Otro pequeño fracaso.
De pie y al lado del furioso tráfico.
-Vaya cena de cumpleaños…
-Sí, no te quejarás, es muy mochilera.
-Tranquilo, que hoy tendrás fiesta…
Esa sonrisa ya la conozco.
Parejas de coreanos pasan a nuestro lado intentando salvar esta fría noche de domingo. Sus ropas son oscuras, los neones de colores fosforescentes parpadean en un caótico concierto luminoso, los árboles pelados de invierno, sus ojos, en ocasiones tan rasgados que apenas forman una línea horizontal.
Pasearemos por Seúl sólo un par de días, con la sensación de ir detrás de ella sin llegar a alcanzarla.
Seúl se deslizará entre nuestros dedos, ambigua y resbaladiza, sabiendo que oculta mucho más de lo que nos muestra, con una conciencia plena de nuestra ceguera ante una cantidad de detalles infinita. Imagino que hará falta más tiempo para que se deje desabrochar la blusa. No le daremos la oportunidad, dos días después escaparemos hacia Busán, buscando el sur y una temperatura más humana.
Pero esa noche daremos una vuelta rápida –tengo prisa- por una zona más animada.
Oriente, extremo y urbano en su máxima expresión. Deambulamos sin rumbo y con miedo a que nos cierren el metro.
-Oye, ¿dónde fuiste cuando hice la siesta en el hotel?

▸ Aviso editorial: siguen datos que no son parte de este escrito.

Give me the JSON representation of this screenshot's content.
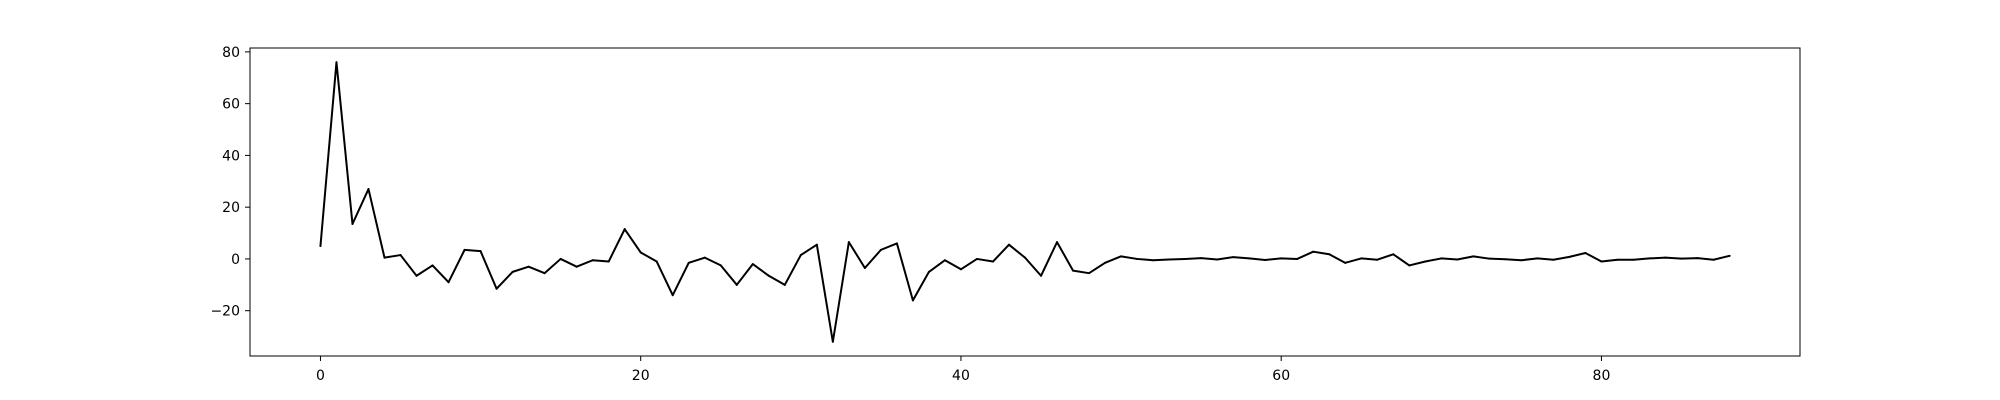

-A por tu regalo de cumpleaños.
-Vaya, ¿y lo encontraste?
-Sí cari.
-¿Y no me lo puedes dar?
-No es exactamente de dar, tendrás que esperar a que volvamos al hotel.
-No me digas -Trago saliva- Mejor volvemos ya, el metro estará a punto de cerrar.
A esas horas el metro estaba lleno de zombies cara al teléfono, expresiones mezcla de cansancio y borrachera, exotismo y carteles ridículos.
Dejamos Corea del Sur al otro lado de la ventana de triple cristal de la habitación del hotel. Enciendo sólo las luces necesarias para que todo permanezca casi en penumbra y para no partirme la crisma contra la esquina del espejo del aparador rococó.
La de los ojos marrones sale del baño con mi regalo de cumpleaños puesto y se me pasa el jet lag de golpe. Tengo que acordarme incluso de respirar.
¿Alguna vez habéis tenido la suerte de que os ataque una pantera negra?
Lástima que ahora que empieza a ponerse interesante llegue la parte del post que no se puede contar.
Esa noche el planeta entero se condensa entre las cuatro paredes de la habitación de un hotel de lujo venido a menos.
Seúl da vueltas a nuestro alrededor, pero, a quién carajo le importa.